In eerste aanleg wijst de kantonrechter van de rechtbank Limburg, zittingsplaats Roermond, de vordering af op grond van de overweging dat:
‘enerzijds in artikel 4:67 aanhef en onder d BW is bepaald dat giften in aanmerking worden genomen indien de door de erflater gedane giften aan een afstammeling worden gedaan, mits deze of een afstammeling van hem legitimaris van de erflater is en anderzijds kleinkinderen geen legitimarissen zijn, waaruit volgt dat de aan de kleinkinderen gedane giften – anders dan de eisende partij stelt – niet in aanmerking genomen dienen te worden bij de berekening van de legitieme portie.’

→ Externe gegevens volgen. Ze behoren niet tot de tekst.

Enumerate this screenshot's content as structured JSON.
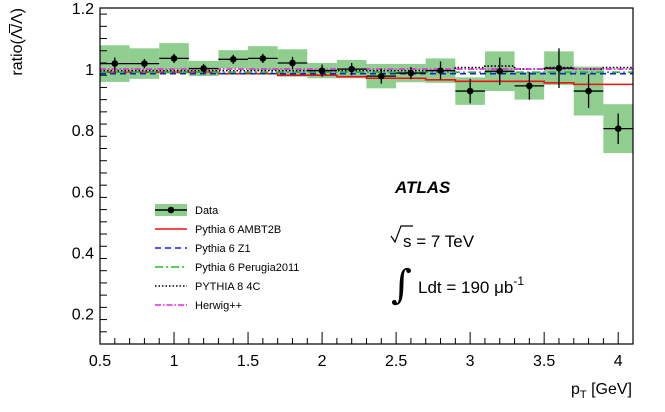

De dochter gaat tegen dit oordeel in hoger beroep en het Hof Den Bosch oordeelt:
‘3.6. Ingevolge artikel 4:67 BW worden bij de berekening van de legitimaire massa de volgende door de erflater gedane giften in aanmerking genomen:
(….)
d. giften, door de erflater aan een afstammeling gedaan, mits deze of een afstammeling van hem legitimaris van de erflater is;
e. andere giften, voor zover de prestatie binnen vijf jaren voor zijn overlijden is geschied.
Giften aan kleinkinderen worden niet begrepen onder d want zij zijn geen legitimarissen, zoals de rechtbank op zich terecht heeft overwogen.’
Duidelijk, giften aan kleinkinderen vallen in de regel niet onder letter d. Het hof vervolgt daarna:
‘Giften aan kleinkinderen vallen onder e, zoals [dochter X] terecht aanvoert. In het onderhavige geval zijn die giften gedaan in 2013 en 2014, dus binnen de termijn van vijf jaren voor het overlijden van erflaatster.
3.7. Veronderstellenderwijs aannemende dat die giften van € 2.000,00 en € 1.000,00 niet als gebruikelijk zijn te beschouwen in de zin van artikel 4:69 BW (het hof kan een beslissing daaromtrent in het midden laten), dienen die giften inderdaad bij de berekening van de legitimaire massa te worden betrokken.’ (toev. en curs. red.)
Omdat de schenkingen aan de kleinkinderen binnen 5 jaar voorafgaand aan het overlijden hebben plaatsgevonden, neemt het hof deze volkomen terecht in aanmerking bij de berekening van de legitimaire massa. Helaas voor dochter X volgt dan een even eenvoudige als heldere berekening:
‘Die berekening is dan de volgende. Uitgaande van het feit dat [dochter X] net als de andere drie erfgenamen € 27.934,00 heeft ontvangen, bedroeg de nalatenschap dus € 111.736,00. Vermeerderd met de giften aan de kleinkinderen bedraagt de legitimaire massa € 111.736,00 plus € 18.000,00 = € 129.736,00. Dat betekent dat de legitieme portie voor [dochter X] bedraagt een kwart van de helft daarvan, dus een kwart van € 64.868,00 = € 16.217,00.’ (toev. en curs. red.)
En:
‘3.8. Van de legitieme portie komt op de voet van artikel 4:71 BW in mindering de waarde van al hetgeen [dochter X] krachtens erfrecht verkrijgt, hetgeen dus € 27.934,00 is. De legitieme portie is derhalve € 16.217,00 min € 27.934,00 = € 11.717,00 negatief. Dat betekent dat [dochter X] geen enkele legitimaire aanspraak heeft. Hierom moet de vordering van [dochter X] in elk geval worden afgewezen. Het overigens verhandelde behoeft geen bespreking meer.’ (toev. en curs. red.)
Duidelijk, voor de berekening van de legitimaire massa worden niet alle giften aan afstammelingen gelijk behandeld.